Question & Answer
Question: I have heard that there is a guideline of 10% overrides for lenders that use credit scoring to make or support a credit decision. Word is that if the lender overrides the credit score by more than 10%, examiners will look at the practice for possible discrimination. Is this true? Where is it written? Does it make any difference if the decision is totally based on the credit score or if the score is used as one of several factors?
Answer: You are more or less right. The word on the street is that examiners, at least at the OCC, are using this 10% override guideline. It is not written in the examination procedures, however, so don't consider this a safe rule to follow. It could change with the speed of sound - well, almost.

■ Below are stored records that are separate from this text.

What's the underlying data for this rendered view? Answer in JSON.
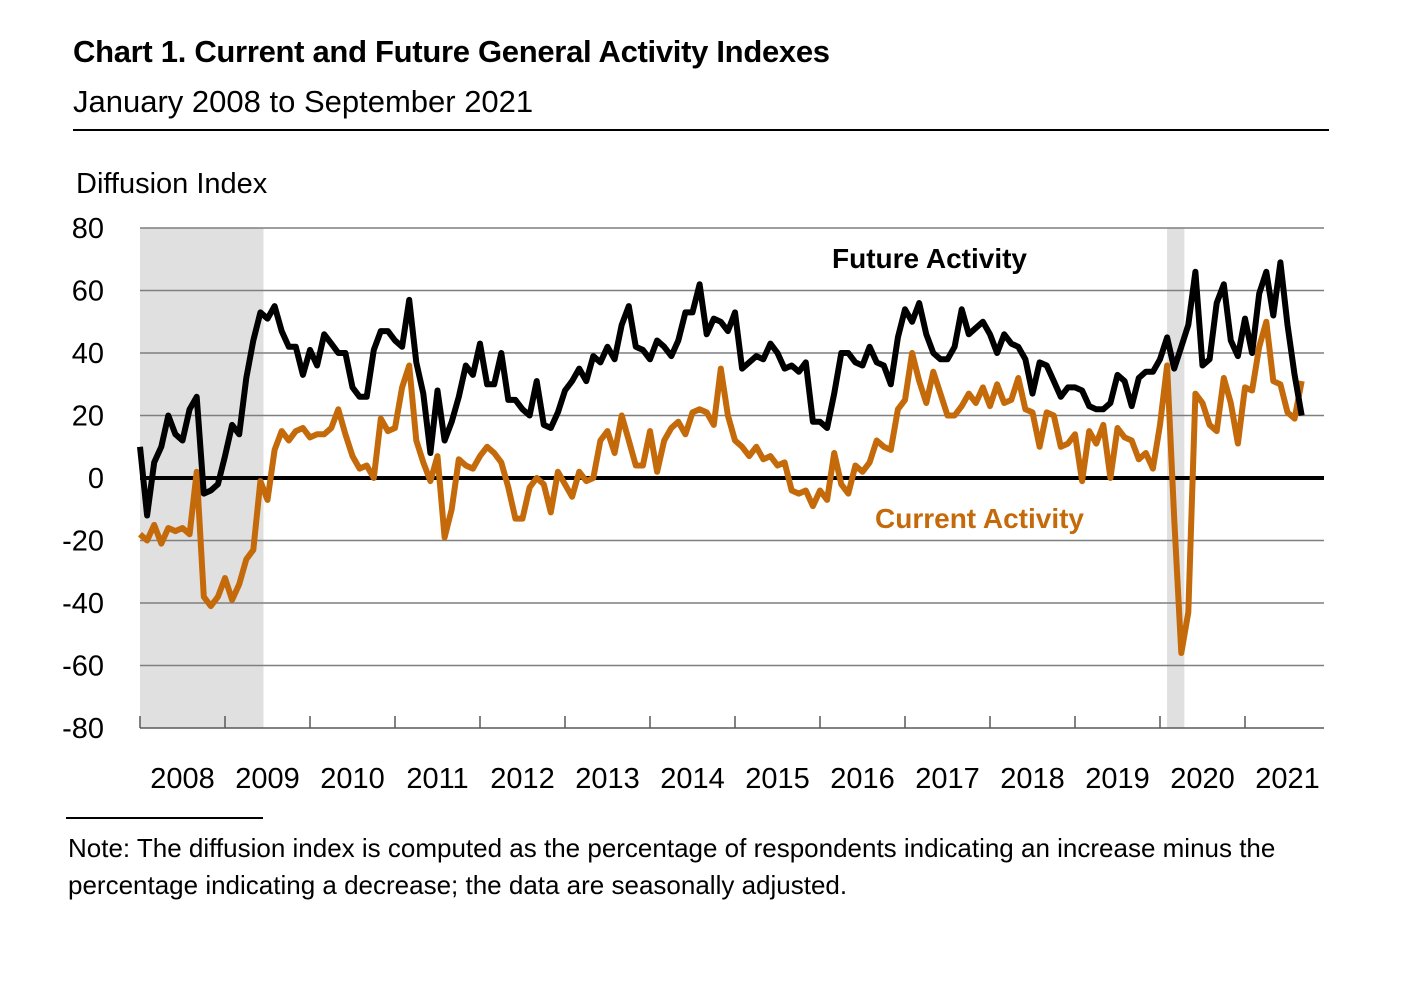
{
  "header": {
    "title": "Chart 1. Current and Future General Activity Indexes",
    "subtitle": "January 2008 to September 2021",
    "y_axis_title": "Diffusion Index"
  },
  "note": "Note: The diffusion index is computed as the percentage of respondents indicating an increase minus the percentage indicating a decrease; the data are seasonally adjusted.",
  "chart_data": {
    "type": "line",
    "title": "Chart 1. Current and Future General Activity Indexes",
    "subtitle": "January 2008 to September 2021",
    "xlabel": "",
    "ylabel": "Diffusion Index",
    "ylim": [
      -80,
      80
    ],
    "yticks": [
      80,
      60,
      40,
      20,
      0,
      -20,
      -40,
      -60,
      -80
    ],
    "ytick_labels": [
      "80",
      "60",
      "40",
      "20",
      "0",
      "-20",
      "-40",
      "-60",
      "-80"
    ],
    "x_start": "2008-01",
    "x_end": "2021-09",
    "frequency": "monthly",
    "xtick_labels": [
      "2008",
      "2009",
      "2010",
      "2011",
      "2012",
      "2013",
      "2014",
      "2015",
      "2016",
      "2017",
      "2018",
      "2019",
      "2020",
      "2021"
    ],
    "grid": "horizontal",
    "recession_shading": [
      {
        "start": "2008-01",
        "end": "2009-06"
      },
      {
        "start": "2020-02",
        "end": "2020-04"
      }
    ],
    "series": [
      {
        "name": "Future Activity",
        "color": "#000000",
        "label_position": "top-center",
        "values": [
          10,
          -12,
          5,
          10,
          20,
          14,
          12,
          22,
          26,
          -5,
          -4,
          -2,
          7,
          17,
          14,
          32,
          44,
          53,
          51,
          55,
          47,
          42,
          42,
          33,
          41,
          36,
          46,
          43,
          40,
          40,
          29,
          26,
          26,
          41,
          47,
          47,
          44,
          42,
          57,
          37,
          27,
          8,
          28,
          12,
          18,
          26,
          36,
          33,
          43,
          30,
          30,
          40,
          25,
          25,
          22,
          20,
          31,
          17,
          16,
          21,
          28,
          31,
          35,
          31,
          39,
          37,
          42,
          38,
          49,
          55,
          42,
          41,
          38,
          44,
          42,
          39,
          44,
          53,
          53,
          62,
          46,
          51,
          50,
          47,
          53,
          35,
          37,
          39,
          38,
          43,
          40,
          35,
          36,
          34,
          37,
          18,
          18,
          16,
          27,
          40,
          40,
          37,
          36,
          42,
          37,
          36,
          30,
          45,
          54,
          50,
          56,
          46,
          40,
          38,
          38,
          42,
          54,
          46,
          48,
          50,
          46,
          40,
          46,
          43,
          42,
          38,
          27,
          37,
          36,
          31,
          26,
          29,
          29,
          28,
          23,
          22,
          22,
          24,
          33,
          31,
          23,
          32,
          34,
          34,
          38,
          45,
          35,
          42,
          49,
          66,
          36,
          38,
          56,
          62,
          44,
          39,
          51,
          40,
          59,
          66,
          52,
          69,
          49,
          33,
          20
        ]
      },
      {
        "name": "Current Activity",
        "color": "#C46A0A",
        "label_position": "center-below-zero",
        "values": [
          -18,
          -20,
          -15,
          -21,
          -16,
          -17,
          -16,
          -18,
          2,
          -38,
          -41,
          -38,
          -32,
          -39,
          -34,
          -26,
          -23,
          -1,
          -7,
          9,
          15,
          12,
          15,
          16,
          13,
          14,
          14,
          16,
          22,
          14,
          7,
          3,
          4,
          0,
          19,
          15,
          16,
          29,
          36,
          12,
          5,
          -1,
          7,
          -19,
          -10,
          6,
          4,
          3,
          7,
          10,
          8,
          5,
          -3,
          -13,
          -13,
          -3,
          0,
          -2,
          -11,
          2,
          -2,
          -6,
          2,
          -1,
          0,
          12,
          15,
          8,
          20,
          12,
          4,
          4,
          15,
          2,
          12,
          16,
          18,
          14,
          21,
          22,
          21,
          17,
          35,
          20,
          12,
          10,
          7,
          10,
          6,
          7,
          4,
          5,
          -4,
          -5,
          -4,
          -9,
          -4,
          -7,
          8,
          -2,
          -5,
          4,
          2,
          5,
          12,
          10,
          9,
          22,
          25,
          40,
          31,
          24,
          34,
          27,
          20,
          20,
          23,
          27,
          24,
          29,
          23,
          30,
          24,
          25,
          32,
          22,
          21,
          10,
          21,
          20,
          10,
          11,
          14,
          -1,
          15,
          11,
          17,
          0,
          16,
          13,
          12,
          6,
          8,
          3,
          17,
          36,
          -13,
          -56,
          -43,
          27,
          24,
          17,
          15,
          32,
          24,
          11,
          29,
          28,
          42,
          50,
          31,
          30,
          21,
          19,
          31
        ]
      }
    ]
  }
}
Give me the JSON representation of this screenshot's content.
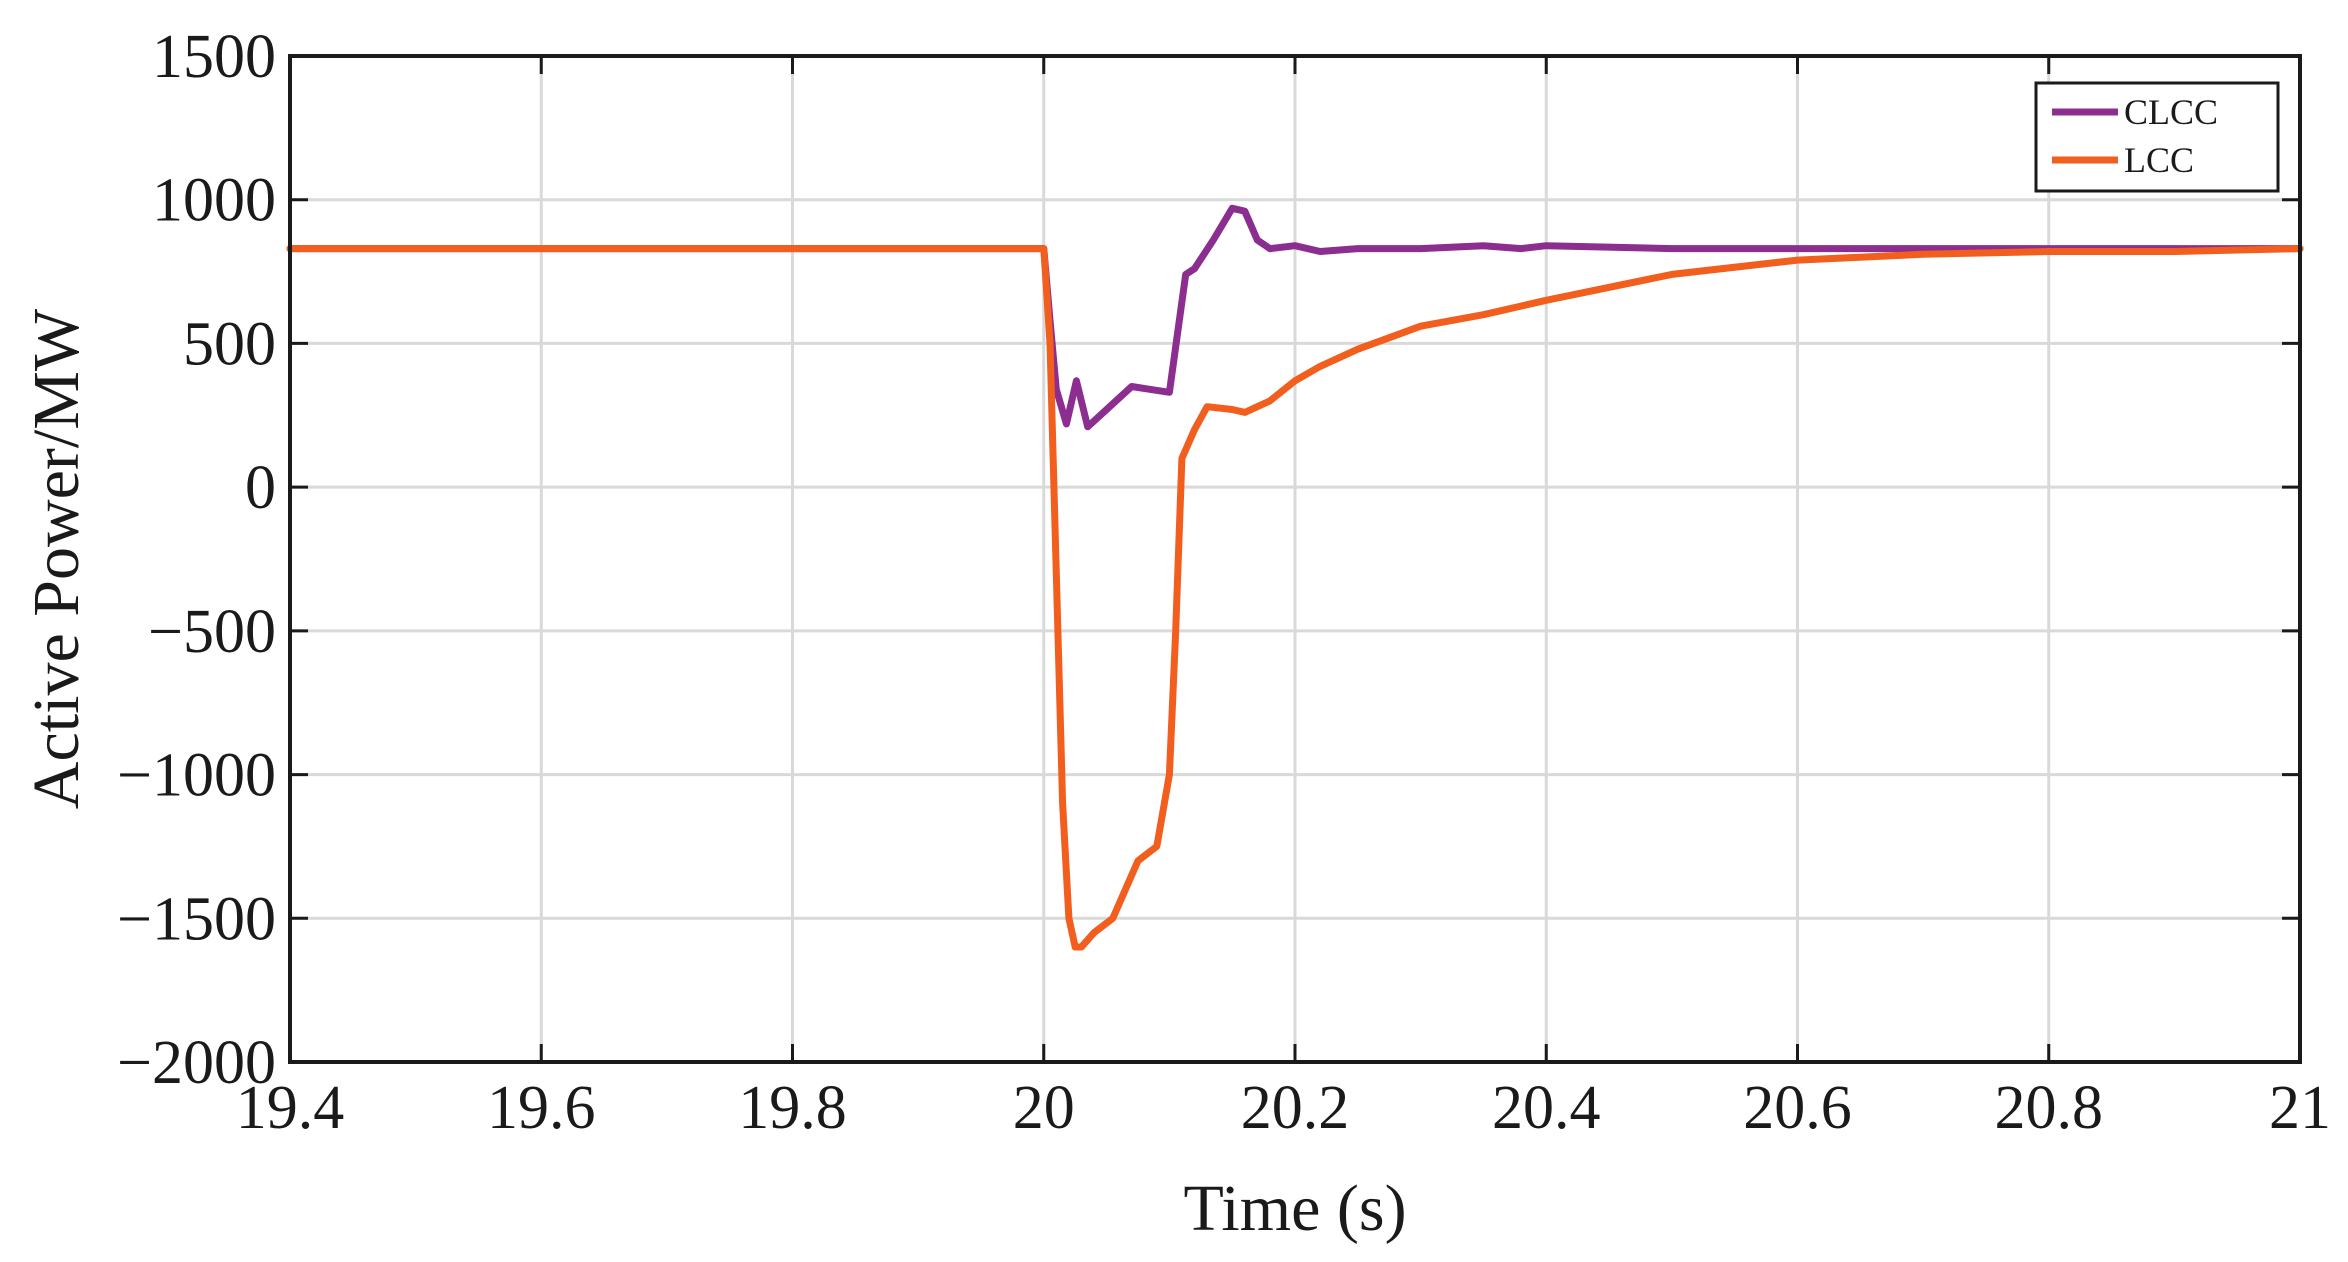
{
  "chart_data": {
    "type": "line",
    "title": "",
    "xlabel": "Time (s)",
    "ylabel": "Active Power/MW",
    "xlim": [
      19.4,
      21
    ],
    "ylim": [
      -2000,
      1500
    ],
    "xticks": [
      19.4,
      19.6,
      19.8,
      20,
      20.2,
      20.4,
      20.6,
      20.8,
      21
    ],
    "xtick_labels": [
      "19.4",
      "19.6",
      "19.8",
      "20",
      "20.2",
      "20.4",
      "20.6",
      "20.8",
      "21"
    ],
    "yticks": [
      -2000,
      -1500,
      -1000,
      -500,
      0,
      500,
      1000,
      1500
    ],
    "ytick_labels": [
      "−2000",
      "−1500",
      "−1000",
      "−500",
      "0",
      "500",
      "1000",
      "1500"
    ],
    "grid": true,
    "legend": "top-right",
    "series": [
      {
        "name": "CLCC",
        "color": "#8B2E8F",
        "x": [
          19.4,
          19.6,
          19.8,
          20.0,
          20.005,
          20.01,
          20.018,
          20.026,
          20.035,
          20.05,
          20.07,
          20.085,
          20.1,
          20.113,
          20.12,
          20.135,
          20.15,
          20.16,
          20.17,
          20.18,
          20.2,
          20.22,
          20.25,
          20.3,
          20.35,
          20.38,
          20.4,
          20.5,
          20.6,
          20.8,
          21.0
        ],
        "y": [
          830,
          830,
          830,
          830,
          580,
          340,
          220,
          370,
          210,
          270,
          350,
          340,
          330,
          740,
          760,
          860,
          970,
          960,
          860,
          830,
          840,
          820,
          830,
          830,
          840,
          830,
          840,
          830,
          830,
          830,
          830
        ]
      },
      {
        "name": "LCC",
        "color": "#F25E1D",
        "x": [
          19.4,
          19.6,
          19.8,
          20.0,
          20.005,
          20.01,
          20.015,
          20.02,
          20.025,
          20.03,
          20.04,
          20.055,
          20.065,
          20.075,
          20.09,
          20.1,
          20.105,
          20.11,
          20.12,
          20.13,
          20.15,
          20.16,
          20.17,
          20.18,
          20.2,
          20.22,
          20.25,
          20.3,
          20.35,
          20.4,
          20.5,
          20.6,
          20.7,
          20.8,
          20.9,
          21.0
        ],
        "y": [
          830,
          830,
          830,
          830,
          500,
          -300,
          -1100,
          -1500,
          -1600,
          -1600,
          -1550,
          -1500,
          -1400,
          -1300,
          -1250,
          -1000,
          -500,
          100,
          200,
          280,
          270,
          260,
          280,
          300,
          370,
          420,
          480,
          560,
          600,
          650,
          740,
          790,
          810,
          820,
          820,
          830
        ]
      }
    ]
  }
}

As a practical matter, if you have more than a 10% override, either to approve or to deny, you aren't really following the credit scoring system. This is the time to ask questions about why the overrides are occurring. You should audit to determine whether there are any patterns to the overrides and whether those patterns may have an impact on a prohibited basis.
Your audit should look at the decisions made, and where they were made - which branch - and by whom the overrides were made. Look particularly for patterns in branches or patterns that may be the result of a single loan officer who believes that he or she knows better than the system. We believe that you should use a 5% override pattern - or even less - as a rule of thumb to trigger the audit. This helps you to identify unhealthy trends before they create large problems in your portfolio.
Another thing to take into account when evaluating credit scoring overrides is loans that have gone or are going bad. If your collection portfolio contains a disproportionate number of loans that the credit scoring system denied but the loan officer made anyway, you have concrete evidence that the system works (and the loan officer doesn't).